Aa. Vv.
Planisphère
Si vous êtes balèzes en latin, vous aurez deviné que le collectif Planisphère, qui célèbre les 5 ans de son label en compilation, a placé celle-ci sous le signe de la collaboration. Bien que basé à Paris, le collectif met donc en avant l’internationalisme de son catalogue en invitant 19 artistes à produire 13 nouveaux morceaux. Dès l'introductif de l'ingooglable Aa. Vv, une collab’ entre la Serbe Thea Soti et le Kényan KMRU, on pourrait croire que le reste de compilation va se limiter à l’ambient. Mais le côté expérimental du catalogue prend vite le dessus.
Si vous êtes déjà allés à une de leurs soirées, vous savez que certains artistes de Planisphère montrent clairement une prédilection pour la production pluridisciplinaire. Une ambition difficile à retranscrire sur un support purement sonore mais Qow, un artiste audiovisuel égyptien basé à Prague, s’en tire avec les honneurs en mélangeant field recordings et synthés vaporeux. De la même manière, Mélodie Blaison présente un beau collage sonore mettant en avant un texte de la poétesse américaine Adrienne Rich.
Les morceaux en duo sur la première partie sont les plus exigeants : les textures folles du morceau « NEИ » par Prōtokol et le chant guttural de necrotrance ; la voix déstructurée d’Amelie Nilles avec le producteur Aho Ssan évoquant une version épique mais éthérée de la bande-son de Blade Runner ; une flûte dissonante alliée à un drone profond sur la « Brèche du Bénou », une version électronique de la scène néo-trad’ qui sévit actuellement en France.
La Française Tryphème inaugure une deuxième partie plus mélodique avec le morceau le plus pop de la compilation (la barre n'était pas difficile à atteindre et, même là, on n’est pas vraiment sur du Abba). Un radoucissement de l’ambiance qui continuera avec un solo au synthé de l’incontournable Frédéric D. Oberland (Oiseaux Tempête, Foudre!) ou encore « Dórica » de Vic Bang qui s’amuse avec des sons qui font zigouigouis. Le disque se conclut comme il avait commencé : en tirant vers l’ambient sur la « partition lunaire » du duo montréalais Le Désert Mauve.
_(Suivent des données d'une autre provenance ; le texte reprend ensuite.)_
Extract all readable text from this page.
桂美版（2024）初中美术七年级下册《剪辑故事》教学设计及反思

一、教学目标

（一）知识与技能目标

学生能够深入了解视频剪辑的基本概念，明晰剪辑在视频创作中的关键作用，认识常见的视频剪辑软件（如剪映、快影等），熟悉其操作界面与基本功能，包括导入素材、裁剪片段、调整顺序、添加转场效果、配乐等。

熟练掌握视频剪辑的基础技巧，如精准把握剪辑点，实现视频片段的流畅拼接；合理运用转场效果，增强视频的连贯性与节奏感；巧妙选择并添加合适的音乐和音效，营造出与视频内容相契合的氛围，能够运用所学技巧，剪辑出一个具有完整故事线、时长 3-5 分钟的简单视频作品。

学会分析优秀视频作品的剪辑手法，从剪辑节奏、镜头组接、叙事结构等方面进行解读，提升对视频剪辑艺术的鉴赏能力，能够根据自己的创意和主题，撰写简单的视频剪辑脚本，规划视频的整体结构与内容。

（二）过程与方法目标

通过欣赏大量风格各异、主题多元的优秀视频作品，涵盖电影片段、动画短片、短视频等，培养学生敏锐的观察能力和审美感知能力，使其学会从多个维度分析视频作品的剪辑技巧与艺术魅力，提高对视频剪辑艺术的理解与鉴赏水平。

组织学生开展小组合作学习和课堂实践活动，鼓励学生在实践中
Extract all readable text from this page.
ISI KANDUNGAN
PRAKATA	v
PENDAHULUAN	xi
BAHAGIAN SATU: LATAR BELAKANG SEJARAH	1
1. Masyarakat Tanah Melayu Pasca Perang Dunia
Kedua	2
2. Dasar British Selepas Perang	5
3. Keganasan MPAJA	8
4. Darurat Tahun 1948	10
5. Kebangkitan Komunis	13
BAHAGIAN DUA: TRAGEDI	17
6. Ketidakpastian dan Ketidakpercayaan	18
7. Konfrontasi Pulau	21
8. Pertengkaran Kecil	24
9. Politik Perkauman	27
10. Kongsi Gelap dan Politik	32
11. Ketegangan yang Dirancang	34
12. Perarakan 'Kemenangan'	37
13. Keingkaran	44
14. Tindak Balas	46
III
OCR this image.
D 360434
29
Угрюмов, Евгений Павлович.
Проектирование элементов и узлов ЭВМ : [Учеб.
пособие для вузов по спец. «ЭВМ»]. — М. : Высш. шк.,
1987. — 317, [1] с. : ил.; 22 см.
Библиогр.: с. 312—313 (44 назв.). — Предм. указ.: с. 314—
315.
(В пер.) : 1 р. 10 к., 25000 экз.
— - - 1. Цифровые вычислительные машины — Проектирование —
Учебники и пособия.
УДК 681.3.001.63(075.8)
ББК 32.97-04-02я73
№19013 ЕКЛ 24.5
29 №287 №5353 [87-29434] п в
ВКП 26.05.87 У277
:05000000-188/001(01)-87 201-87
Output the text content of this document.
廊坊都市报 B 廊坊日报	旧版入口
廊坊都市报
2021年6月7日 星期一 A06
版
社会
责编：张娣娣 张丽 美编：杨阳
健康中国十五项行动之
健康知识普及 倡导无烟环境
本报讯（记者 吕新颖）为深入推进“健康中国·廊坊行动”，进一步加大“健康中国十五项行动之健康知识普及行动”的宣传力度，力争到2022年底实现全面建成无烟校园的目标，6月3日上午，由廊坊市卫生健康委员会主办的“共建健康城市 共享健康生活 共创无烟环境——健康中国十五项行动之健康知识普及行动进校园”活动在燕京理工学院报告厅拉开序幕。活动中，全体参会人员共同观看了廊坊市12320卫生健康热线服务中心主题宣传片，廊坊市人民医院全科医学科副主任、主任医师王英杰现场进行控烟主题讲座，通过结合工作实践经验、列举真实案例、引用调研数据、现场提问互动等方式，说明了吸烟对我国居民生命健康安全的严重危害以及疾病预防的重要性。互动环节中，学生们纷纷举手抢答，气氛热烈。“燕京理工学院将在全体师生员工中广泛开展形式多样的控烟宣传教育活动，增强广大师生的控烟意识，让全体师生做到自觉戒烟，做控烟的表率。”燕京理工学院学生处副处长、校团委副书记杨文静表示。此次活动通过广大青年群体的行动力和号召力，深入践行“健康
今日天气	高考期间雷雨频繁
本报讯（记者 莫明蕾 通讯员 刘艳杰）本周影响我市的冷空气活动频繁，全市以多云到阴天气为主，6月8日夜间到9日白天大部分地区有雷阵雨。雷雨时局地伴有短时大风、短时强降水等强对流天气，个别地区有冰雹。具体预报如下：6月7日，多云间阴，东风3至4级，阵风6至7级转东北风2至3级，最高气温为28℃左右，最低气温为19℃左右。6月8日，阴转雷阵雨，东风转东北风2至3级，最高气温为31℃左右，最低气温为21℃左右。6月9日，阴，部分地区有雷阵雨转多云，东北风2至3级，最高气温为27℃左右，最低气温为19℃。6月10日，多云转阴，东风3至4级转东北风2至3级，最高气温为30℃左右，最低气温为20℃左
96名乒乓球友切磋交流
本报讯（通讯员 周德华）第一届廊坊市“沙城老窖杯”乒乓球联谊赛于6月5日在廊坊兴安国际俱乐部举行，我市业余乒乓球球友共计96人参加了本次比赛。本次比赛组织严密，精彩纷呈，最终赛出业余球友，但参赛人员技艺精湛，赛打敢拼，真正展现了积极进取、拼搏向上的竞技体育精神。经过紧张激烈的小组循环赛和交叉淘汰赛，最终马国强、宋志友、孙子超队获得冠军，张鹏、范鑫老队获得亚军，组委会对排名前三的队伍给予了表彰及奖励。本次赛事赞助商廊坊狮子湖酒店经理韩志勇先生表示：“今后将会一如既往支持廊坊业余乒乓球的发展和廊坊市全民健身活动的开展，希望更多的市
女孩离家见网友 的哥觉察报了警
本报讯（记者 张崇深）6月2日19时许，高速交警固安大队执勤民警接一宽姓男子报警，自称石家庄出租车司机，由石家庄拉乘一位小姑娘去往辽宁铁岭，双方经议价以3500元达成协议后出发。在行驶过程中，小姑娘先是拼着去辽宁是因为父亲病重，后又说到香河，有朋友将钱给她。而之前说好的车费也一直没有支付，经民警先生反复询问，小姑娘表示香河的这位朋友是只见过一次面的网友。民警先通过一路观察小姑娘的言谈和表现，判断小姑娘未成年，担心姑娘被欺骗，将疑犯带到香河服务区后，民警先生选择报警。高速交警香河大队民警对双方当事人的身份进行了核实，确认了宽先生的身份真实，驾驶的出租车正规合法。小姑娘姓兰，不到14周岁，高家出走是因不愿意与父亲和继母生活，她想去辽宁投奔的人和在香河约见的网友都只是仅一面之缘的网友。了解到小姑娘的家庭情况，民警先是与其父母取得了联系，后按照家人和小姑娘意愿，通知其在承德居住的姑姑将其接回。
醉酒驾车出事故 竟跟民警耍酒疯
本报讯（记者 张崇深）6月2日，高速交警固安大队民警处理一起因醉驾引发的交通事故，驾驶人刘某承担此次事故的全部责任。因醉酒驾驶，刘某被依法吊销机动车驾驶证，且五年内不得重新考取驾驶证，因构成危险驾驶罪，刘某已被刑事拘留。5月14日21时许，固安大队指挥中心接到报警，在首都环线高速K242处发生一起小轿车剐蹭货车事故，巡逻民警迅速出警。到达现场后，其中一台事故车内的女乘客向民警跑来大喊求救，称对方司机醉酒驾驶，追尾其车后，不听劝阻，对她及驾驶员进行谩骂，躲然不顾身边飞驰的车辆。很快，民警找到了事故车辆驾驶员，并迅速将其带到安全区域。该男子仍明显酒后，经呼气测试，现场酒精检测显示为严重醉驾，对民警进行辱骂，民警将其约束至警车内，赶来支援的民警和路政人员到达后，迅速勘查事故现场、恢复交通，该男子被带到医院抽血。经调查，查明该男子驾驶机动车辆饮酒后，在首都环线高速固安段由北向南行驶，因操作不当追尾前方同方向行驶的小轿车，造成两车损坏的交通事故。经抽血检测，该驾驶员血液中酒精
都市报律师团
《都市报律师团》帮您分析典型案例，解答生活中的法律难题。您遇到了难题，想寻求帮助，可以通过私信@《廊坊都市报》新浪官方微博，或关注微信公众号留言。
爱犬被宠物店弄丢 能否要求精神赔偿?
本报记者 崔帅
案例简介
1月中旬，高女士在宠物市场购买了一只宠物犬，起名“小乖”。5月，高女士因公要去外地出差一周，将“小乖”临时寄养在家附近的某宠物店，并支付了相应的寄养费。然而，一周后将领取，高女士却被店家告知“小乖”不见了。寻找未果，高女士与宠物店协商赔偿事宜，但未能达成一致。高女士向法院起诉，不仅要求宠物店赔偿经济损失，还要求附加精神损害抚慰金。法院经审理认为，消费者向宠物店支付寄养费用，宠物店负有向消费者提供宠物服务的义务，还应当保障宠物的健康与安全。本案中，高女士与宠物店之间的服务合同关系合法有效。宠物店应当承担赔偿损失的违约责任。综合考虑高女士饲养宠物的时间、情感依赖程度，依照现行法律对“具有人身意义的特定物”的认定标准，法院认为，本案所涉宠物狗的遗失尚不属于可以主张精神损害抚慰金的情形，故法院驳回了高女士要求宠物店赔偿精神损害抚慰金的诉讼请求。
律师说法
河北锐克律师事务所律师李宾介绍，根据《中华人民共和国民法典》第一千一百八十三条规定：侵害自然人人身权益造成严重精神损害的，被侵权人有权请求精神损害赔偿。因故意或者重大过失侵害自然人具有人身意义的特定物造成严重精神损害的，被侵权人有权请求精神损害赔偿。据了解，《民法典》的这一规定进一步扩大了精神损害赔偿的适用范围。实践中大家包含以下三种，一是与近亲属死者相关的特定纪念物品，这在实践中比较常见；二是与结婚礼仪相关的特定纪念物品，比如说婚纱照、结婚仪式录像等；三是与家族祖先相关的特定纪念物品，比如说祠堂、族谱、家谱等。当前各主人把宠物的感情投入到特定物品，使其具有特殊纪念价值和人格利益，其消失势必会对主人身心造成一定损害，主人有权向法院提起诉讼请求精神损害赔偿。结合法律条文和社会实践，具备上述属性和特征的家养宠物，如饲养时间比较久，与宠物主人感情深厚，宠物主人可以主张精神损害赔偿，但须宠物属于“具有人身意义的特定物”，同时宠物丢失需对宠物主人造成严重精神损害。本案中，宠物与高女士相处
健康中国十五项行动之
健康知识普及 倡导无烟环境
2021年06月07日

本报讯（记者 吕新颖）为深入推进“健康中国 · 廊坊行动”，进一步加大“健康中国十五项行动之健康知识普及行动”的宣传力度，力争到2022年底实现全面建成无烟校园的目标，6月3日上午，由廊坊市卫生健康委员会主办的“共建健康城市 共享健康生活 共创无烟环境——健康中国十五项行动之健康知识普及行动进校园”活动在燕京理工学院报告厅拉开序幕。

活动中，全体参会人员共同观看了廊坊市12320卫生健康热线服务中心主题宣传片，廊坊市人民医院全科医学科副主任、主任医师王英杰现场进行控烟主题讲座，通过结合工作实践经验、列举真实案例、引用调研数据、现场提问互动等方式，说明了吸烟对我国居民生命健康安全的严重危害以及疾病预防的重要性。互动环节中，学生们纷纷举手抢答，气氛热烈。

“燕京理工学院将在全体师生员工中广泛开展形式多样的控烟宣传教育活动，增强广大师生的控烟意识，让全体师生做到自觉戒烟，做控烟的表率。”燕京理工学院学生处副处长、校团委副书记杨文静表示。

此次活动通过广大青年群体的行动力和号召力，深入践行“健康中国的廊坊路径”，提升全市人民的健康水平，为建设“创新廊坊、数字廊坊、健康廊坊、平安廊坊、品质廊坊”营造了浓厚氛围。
Même si l'éclectisme de la compilation n’évite pas certaines répétitions, notamment sur les sonorités électroniques qui font la part belle aux plug-ins de DX7 sous reverb, les voix monocordes et les bruits d’ambiances urbaines dignes des meilleures applications d’aide au sommeil. Aa. Vv. est une compilation froide, étrange, nocturne, ambitieuse... Une photo de groupe idéale pour découvrir la classe des nouveaux talents de l’expérimentation électronique.